Redundant Estimator Network Framework for Reliable Robotics Deployment in Challenging Field Conditions
Robotic locomotion in outdoor environments poses significant challenges due to environmental prediction and depth sensor noise. Researchers at Fudan University propose a Redundant Estimator Network (RENet) framework to tackle these deployment challenges in vision-based motion control. The framework employs a dual-estimator architecture, ensuring robust motion performance while maintaining deployment stability during onboard vision failures. Experimental validation on a real-world robot demonstrates the framework's effectiveness in complex outdoor environments, showing particular advantages in scenarios with degraded visual perception.
Key Takeaways:
- The Redundant Estimator Network (RENet) framework is proposed to address deployment challenges in vision-based motion control for quadruped robots.

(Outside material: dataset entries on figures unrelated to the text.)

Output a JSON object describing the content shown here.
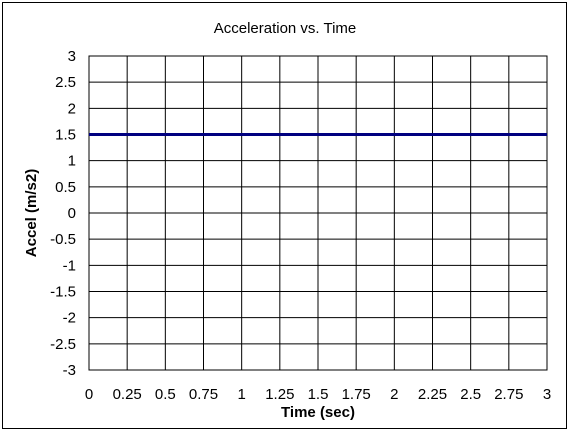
{
  "chart_data": {
    "type": "line",
    "title": "Acceleration vs. Time",
    "xlabel": "Time (sec)",
    "ylabel": "Accel (m/s2)",
    "xlim": [
      0,
      3
    ],
    "ylim": [
      -3,
      3
    ],
    "xticks": [
      "0",
      "0.25",
      "0.5",
      "0.75",
      "1",
      "1.25",
      "1.5",
      "1.75",
      "2",
      "2.25",
      "2.5",
      "2.75",
      "3"
    ],
    "yticks": [
      "3",
      "2.5",
      "2",
      "1.5",
      "1",
      "0.5",
      "0",
      "-0.5",
      "-1",
      "-1.5",
      "-2",
      "-2.5",
      "-3"
    ],
    "grid": true,
    "series": [
      {
        "x": [
          0,
          3
        ],
        "y": [
          1.5,
          1.5
        ],
        "color": "#000080"
      }
    ]
  }
}
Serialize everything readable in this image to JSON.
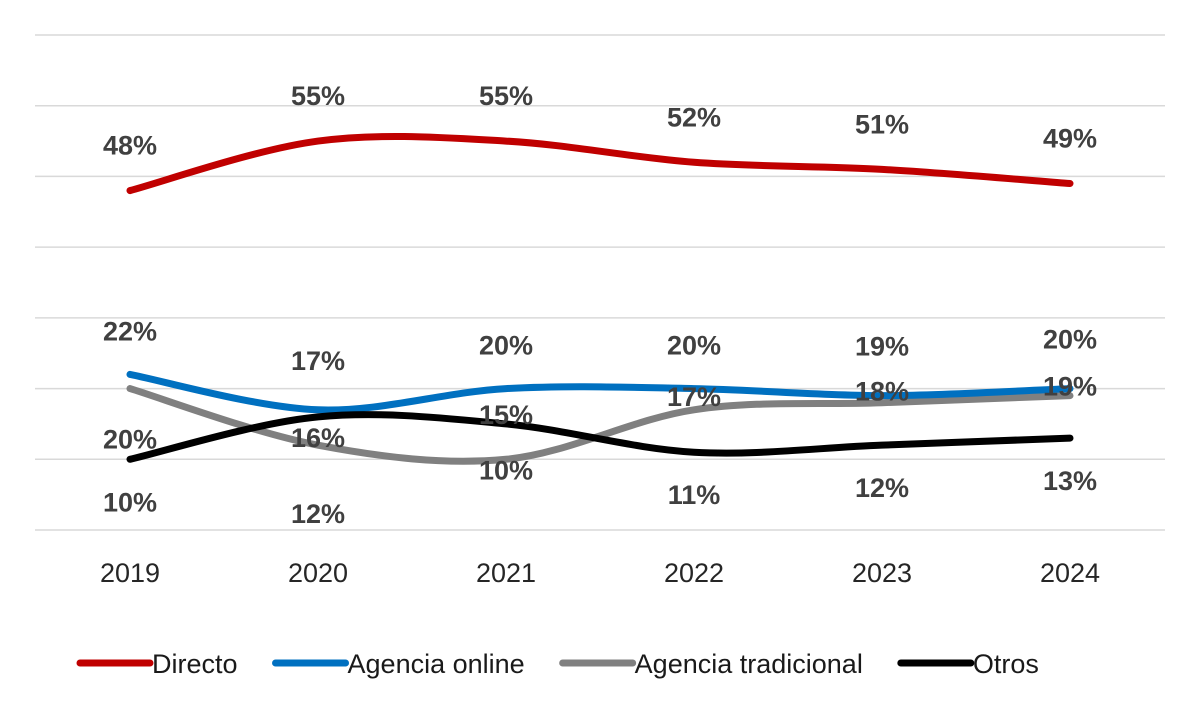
{
  "chart_data": {
    "type": "line",
    "title": "",
    "xlabel": "",
    "ylabel": "",
    "categories": [
      "2019",
      "2020",
      "2021",
      "2022",
      "2023",
      "2024"
    ],
    "ylim": [
      0,
      70
    ],
    "grid": true,
    "legend": "bottom",
    "series": [
      {
        "name": "Directo",
        "color": "#c00000",
        "values": [
          48,
          55,
          55,
          52,
          51,
          49
        ],
        "labels": [
          "48%",
          "55%",
          "55%",
          "52%",
          "51%",
          "49%"
        ]
      },
      {
        "name": "Agencia online",
        "color": "#0070c0",
        "values": [
          22,
          17,
          20,
          20,
          19,
          20
        ],
        "labels": [
          "22%",
          "17%",
          "20%",
          "20%",
          "19%",
          "20%"
        ]
      },
      {
        "name": "Agencia tradicional",
        "color": "#808080",
        "values": [
          20,
          12,
          10,
          17,
          18,
          19
        ],
        "labels": [
          "20%",
          "12%",
          "10%",
          "17%",
          "18%",
          "19%"
        ]
      },
      {
        "name": "Otros",
        "color": "#000000",
        "values": [
          10,
          16,
          15,
          11,
          12,
          13
        ],
        "labels": [
          "10%",
          "16%",
          "15%",
          "11%",
          "12%",
          "13%"
        ]
      }
    ]
  }
}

- The framework employs a dual-estimator architecture, ensuring robust motion performance while maintaining deployment stability during onboard vision failures.

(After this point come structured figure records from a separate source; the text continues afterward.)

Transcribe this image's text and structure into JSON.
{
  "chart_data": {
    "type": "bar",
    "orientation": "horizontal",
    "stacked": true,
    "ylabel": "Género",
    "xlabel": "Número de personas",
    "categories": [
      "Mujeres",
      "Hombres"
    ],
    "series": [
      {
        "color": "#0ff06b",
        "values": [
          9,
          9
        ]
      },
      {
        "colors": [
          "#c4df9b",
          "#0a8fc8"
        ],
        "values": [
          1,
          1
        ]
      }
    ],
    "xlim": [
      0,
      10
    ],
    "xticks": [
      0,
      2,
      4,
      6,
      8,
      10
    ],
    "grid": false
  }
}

- Experimental validation on a real-world robot demonstrates the framework's effectiveness in complex outdoor environments, showing particular advantages in scenarios with degraded visual perception.

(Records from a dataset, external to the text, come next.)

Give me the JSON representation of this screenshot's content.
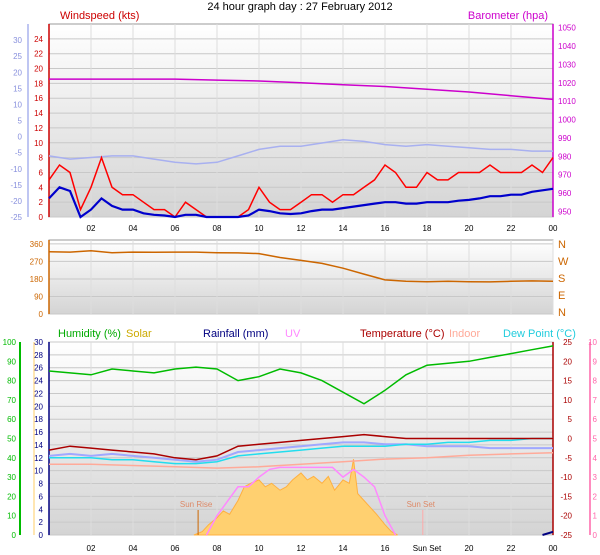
{
  "title": "24 hour graph day : 27 February 2012",
  "x_ticks": [
    "02",
    "04",
    "06",
    "08",
    "10",
    "12",
    "14",
    "16",
    "18",
    "20",
    "22",
    "00"
  ],
  "x_ticks_bottom": [
    "02",
    "04",
    "06",
    "08",
    "10",
    "12",
    "14",
    "16",
    "Sun Set",
    "20",
    "22",
    "00"
  ],
  "colors": {
    "wind_avg": "#0000cc",
    "wind_gust": "#ff0000",
    "barometer": "#cc00cc",
    "temperature_axis": "#aab4ee",
    "direction": "#cc6600",
    "humidity": "#00bb00",
    "solar": "#ccaa00",
    "rainfall": "#000080",
    "uv": "#ff88ff",
    "temperature": "#aa0000",
    "indoor": "#ffaa99",
    "dewpoint": "#22ddee",
    "sun_fill": "#ffd070",
    "sun_line": "#cc6600",
    "sunset_line": "#ffaaaa",
    "feels_like": "#a0a8ff"
  },
  "chart_data": [
    {
      "type": "line",
      "panel": "wind",
      "title": "24 hour graph day : 27 February 2012",
      "left_axis_label": "Windspeed (kts)",
      "right_axis_label": "Barometer (hpa)",
      "left_ticks": [
        0,
        2,
        4,
        6,
        8,
        10,
        12,
        14,
        16,
        18,
        20,
        22,
        24
      ],
      "left_ylim": [
        0,
        25
      ],
      "right_ticks": [
        950,
        960,
        970,
        980,
        990,
        1000,
        1010,
        1020,
        1030,
        1040,
        1050
      ],
      "right_ylim": [
        950,
        1050
      ],
      "outer_ticks": [
        30,
        25,
        20,
        15,
        10,
        5,
        0,
        -5,
        -10,
        -15,
        -20,
        -25
      ],
      "outer_ylim": [
        -25,
        35
      ],
      "x_hours": [
        0,
        24
      ],
      "series": [
        {
          "key": "gust",
          "x": [
            0,
            0.5,
            1,
            1.5,
            2,
            2.5,
            3,
            3.5,
            4,
            4.5,
            5,
            5.5,
            6,
            6.5,
            7,
            7.5,
            8,
            8.5,
            9,
            9.5,
            10,
            10.5,
            11,
            11.5,
            12,
            12.5,
            13,
            13.5,
            14,
            14.5,
            15,
            15.5,
            16,
            16.5,
            17,
            17.5,
            18,
            18.5,
            19,
            19.5,
            20,
            20.5,
            21,
            21.5,
            22,
            22.5,
            23,
            23.5,
            24
          ],
          "values": [
            5,
            7,
            6,
            1,
            4,
            8,
            4,
            3,
            3,
            2,
            1,
            1,
            0,
            2,
            1,
            0,
            0,
            0,
            0,
            1,
            4,
            2,
            1,
            1,
            2,
            3,
            3,
            2,
            3,
            3,
            4,
            5,
            7,
            6,
            4,
            4,
            6,
            5,
            5,
            6,
            6,
            6,
            7,
            6,
            6,
            6,
            7,
            6,
            8
          ]
        },
        {
          "key": "average",
          "x": [
            0,
            0.5,
            1,
            1.5,
            2,
            2.5,
            3,
            3.5,
            4,
            4.5,
            5,
            5.5,
            6,
            6.5,
            7,
            7.5,
            8,
            8.5,
            9,
            9.5,
            10,
            10.5,
            11,
            11.5,
            12,
            12.5,
            13,
            13.5,
            14,
            14.5,
            15,
            15.5,
            16,
            16.5,
            17,
            17.5,
            18,
            18.5,
            19,
            19.5,
            20,
            20.5,
            21,
            21.5,
            22,
            22.5,
            23,
            23.5,
            24
          ],
          "values": [
            2.5,
            4,
            3.5,
            0,
            1,
            2.5,
            1.5,
            1,
            1,
            0.5,
            0.3,
            0.2,
            0,
            0.3,
            0.3,
            0,
            0,
            0,
            0,
            0.2,
            1,
            0.8,
            0.5,
            0.4,
            0.5,
            0.8,
            1,
            1,
            1.2,
            1.4,
            1.6,
            1.8,
            2,
            2,
            1.8,
            1.8,
            2,
            2,
            2,
            2.2,
            2.3,
            2.5,
            2.8,
            2.8,
            3,
            3,
            3.4,
            3.6,
            3.8
          ]
        },
        {
          "key": "barometer",
          "x": [
            0,
            2,
            4,
            6,
            8,
            10,
            12,
            14,
            16,
            18,
            20,
            22,
            24
          ],
          "values": [
            1022,
            1022,
            1022,
            1022,
            1021.5,
            1021,
            1020,
            1019,
            1018,
            1016.5,
            1015,
            1013,
            1011
          ]
        },
        {
          "key": "temp_scale",
          "x": [
            0,
            1,
            2,
            3,
            4,
            5,
            6,
            7,
            8,
            9,
            10,
            11,
            12,
            13,
            14,
            15,
            16,
            17,
            18,
            19,
            20,
            21,
            22,
            23,
            24
          ],
          "values": [
            -6,
            -7,
            -6.5,
            -6,
            -6,
            -7,
            -8,
            -8.5,
            -8,
            -6,
            -4,
            -3,
            -3,
            -2,
            -1,
            -1.5,
            -2.5,
            -3,
            -2.5,
            -3,
            -3.5,
            -4,
            -4,
            -4.5,
            -4.5
          ]
        }
      ]
    },
    {
      "type": "line",
      "panel": "direction",
      "left_ticks": [
        0,
        90,
        180,
        270,
        360
      ],
      "ylim": [
        0,
        360
      ],
      "right_labels": [
        "N",
        "W",
        "S",
        "E",
        "N"
      ],
      "x": [
        0,
        1,
        2,
        3,
        4,
        5,
        6,
        7,
        8,
        9,
        10,
        11,
        12,
        13,
        14,
        15,
        16,
        17,
        18,
        19,
        20,
        21,
        22,
        23,
        24
      ],
      "values": [
        320,
        318,
        325,
        315,
        318,
        317,
        318,
        318,
        315,
        314,
        310,
        290,
        275,
        260,
        235,
        205,
        175,
        168,
        166,
        168,
        166,
        165,
        168,
        170,
        168
      ]
    },
    {
      "type": "line",
      "panel": "temperature",
      "legend": [
        "Humidity (%)",
        "Solar",
        "Rainfall (mm)",
        "UV",
        "Temperature (°C)",
        "Indoor",
        "Dew Point (°C)"
      ],
      "humidity_ticks": [
        0,
        10,
        20,
        30,
        40,
        50,
        60,
        70,
        80,
        90,
        100
      ],
      "humidity_ylim": [
        0,
        100
      ],
      "rain_ticks": [
        0,
        2,
        4,
        6,
        8,
        10,
        12,
        14,
        16,
        18,
        20,
        22,
        24,
        26,
        28,
        30
      ],
      "rain_ylim": [
        0,
        30
      ],
      "temp_ticks": [
        25,
        20,
        15,
        10,
        5,
        0,
        -5,
        -10,
        -15,
        -20,
        -25
      ],
      "temp_ylim": [
        -25,
        25
      ],
      "uv_ticks": [
        10,
        9,
        8,
        7,
        6,
        5,
        4,
        3,
        2,
        1,
        0
      ],
      "uv_ylim": [
        0,
        10
      ],
      "sun_rise_label": "Sun Rise",
      "sun_set_label": "Sun Set",
      "sun_rise_hour": 7.1,
      "sun_set_hour": 17.8,
      "series": [
        {
          "key": "humidity",
          "x": [
            0,
            1,
            2,
            3,
            4,
            5,
            6,
            7,
            8,
            9,
            10,
            11,
            12,
            13,
            14,
            15,
            16,
            17,
            18,
            19,
            20,
            21,
            22,
            23,
            24
          ],
          "values": [
            85,
            84,
            83,
            86,
            85,
            84,
            86,
            87,
            86,
            80,
            82,
            86,
            84,
            80,
            74,
            68,
            75,
            83,
            88,
            89,
            90,
            92,
            94,
            96,
            98
          ]
        },
        {
          "key": "indoor",
          "x": [
            0,
            2,
            4,
            6,
            8,
            10,
            12,
            14,
            16,
            18,
            20,
            22,
            24
          ],
          "values": [
            11,
            11,
            10.8,
            10.6,
            10.4,
            10.6,
            11,
            11.4,
            11.8,
            12,
            12.4,
            12.6,
            12.8
          ]
        },
        {
          "key": "temperature",
          "x": [
            0,
            1,
            2,
            3,
            4,
            5,
            6,
            7,
            8,
            9,
            10,
            11,
            12,
            13,
            14,
            15,
            16,
            17,
            18,
            19,
            20,
            21,
            22,
            23,
            24
          ],
          "values": [
            -3,
            -2,
            -2.5,
            -3,
            -3.5,
            -4,
            -5,
            -5.5,
            -4.5,
            -2,
            -1.5,
            -1,
            -0.5,
            0,
            0.5,
            1,
            0.5,
            0,
            0,
            0,
            0,
            0,
            0,
            0,
            0
          ]
        },
        {
          "key": "feels_like",
          "x": [
            0,
            1,
            2,
            3,
            4,
            5,
            6,
            7,
            8,
            9,
            10,
            11,
            12,
            13,
            14,
            15,
            16,
            17,
            18,
            19,
            20,
            21,
            22,
            23,
            24
          ],
          "values": [
            -4.5,
            -4,
            -4.5,
            -4,
            -4.5,
            -5,
            -5.5,
            -6,
            -5.5,
            -3.5,
            -3,
            -2.5,
            -2,
            -1.5,
            -1,
            -1,
            -1.5,
            -1.5,
            -2,
            -2,
            -2,
            -2.5,
            -2.5,
            -2.5,
            -2.5
          ]
        },
        {
          "key": "dewpoint",
          "x": [
            0,
            1,
            2,
            3,
            4,
            5,
            6,
            7,
            8,
            9,
            10,
            11,
            12,
            13,
            14,
            15,
            16,
            17,
            18,
            19,
            20,
            21,
            22,
            23,
            24
          ],
          "values": [
            -5,
            -5,
            -5,
            -5.5,
            -5.5,
            -6,
            -6.5,
            -6.5,
            -6,
            -4.5,
            -4,
            -3.5,
            -3,
            -2.5,
            -2,
            -2,
            -2,
            -1.5,
            -1.5,
            -1,
            -1,
            -0.5,
            -0.5,
            0,
            0
          ]
        },
        {
          "key": "solar",
          "x": [
            6.9,
            7.3,
            7.6,
            8,
            8.3,
            8.6,
            9,
            9.3,
            9.6,
            10,
            10.3,
            10.6,
            11,
            11.3,
            11.6,
            12,
            12.3,
            12.6,
            13,
            13.3,
            13.6,
            14,
            14.3,
            14.5,
            14.7,
            15,
            15.3,
            15.6,
            16,
            16.3,
            16.6
          ],
          "values": [
            0,
            0.5,
            1.5,
            2.5,
            3.5,
            3,
            5,
            7,
            7.5,
            8,
            7,
            7.5,
            6.5,
            7,
            8,
            9,
            8,
            8.5,
            7.5,
            8.5,
            6.5,
            8,
            7.5,
            11,
            6,
            5,
            4,
            3,
            1.5,
            0.5,
            0
          ]
        },
        {
          "key": "uv",
          "x": [
            7.5,
            8,
            9,
            9.5,
            10,
            10.5,
            11,
            12,
            13,
            13.5,
            14,
            14.5,
            15,
            15.5,
            16,
            16.5
          ],
          "values": [
            0,
            1,
            2.5,
            2.5,
            3,
            3.4,
            3.5,
            3.5,
            3.5,
            3.5,
            3,
            3.4,
            3,
            2.5,
            1,
            0
          ]
        },
        {
          "key": "rainfall",
          "x": [
            23.5,
            24
          ],
          "values": [
            0,
            0.5
          ]
        }
      ]
    }
  ]
}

- The framework enables seamless transitions between estimation modules when handling visual perception uncertainties.
- Peng Zhai and his team at Fudan University developed the RENet framework for reliable robotic deployment in challenging field conditions.
- Additional authors for this research include Yueqi Zhang, Quancheng Qian, Taixian Hou, Xiaoyi Wei, Kangmai Hu, and Lihua Zhang.
- The framework's effectiveness is demonstrated through experimental validation on a real-world robot.
- The research aims to provide a practical solution for reliable robotic deployment in challenging field conditions.
Statistics:
- The research proposes a new framework for vision-based motion control, which addresses deployment challenges in outdoor environments (Renet: Fault-tolerant Motion Control for Quadruped Robots Via Redundant Estimator Networks Under Visual Collapse).
- The framework employs a dual-estimator architecture, ensuring robust motion performance while maintaining deployment stability during onboard vision failures (Ieee Robotics and Automation Letters, 2025;10(11):11172-11179).
- Experimental validation on a real-world robot demonstrates the framework's effectiveness in complex outdoor environments, showing particular advantages in scenarios with degraded visual perception (Renet: Fault-tolerant Motion Control for Quadruped Robots Via Redundant Estimator Networks Under Visual Collapse).
- The framework's effectiveness is demonstrated through experimental validation on a real-world robot, with results published in Ieee Robotics and Automation Letters (Renet: Fault-tolerant Motion Control for Quadruped Robots Via Redundant Estimator Networks Under Visual Collapse).
- The research aims to provide a practical solution for reliable robotic deployment in challenging field conditions, targeting scenarios with degraded visual perception.
Sources:
- Renet: Fault-tolerant Motion Control for Quadruped Robots Via Redundant Estimator Networks Under Visual Collapse. Ieee Robotics and Automation Letters, 2025;10(11):11172-11179.
- Ieee-inst Electrical Electronics Engineers Inc, 445 Hoes Lane, Piscataway, NJ 08855-4141, USA.
- Peng Zhai, Fudan University, Coll Intelligent Robot & Adv Mfg, Shanghai 200437, People's Republic of China.
- Yueqi Zhang, Quancheng Qian, Taixian Hou, Xiaoyi Wei, Kangmai Hu, and Lihua Zhang.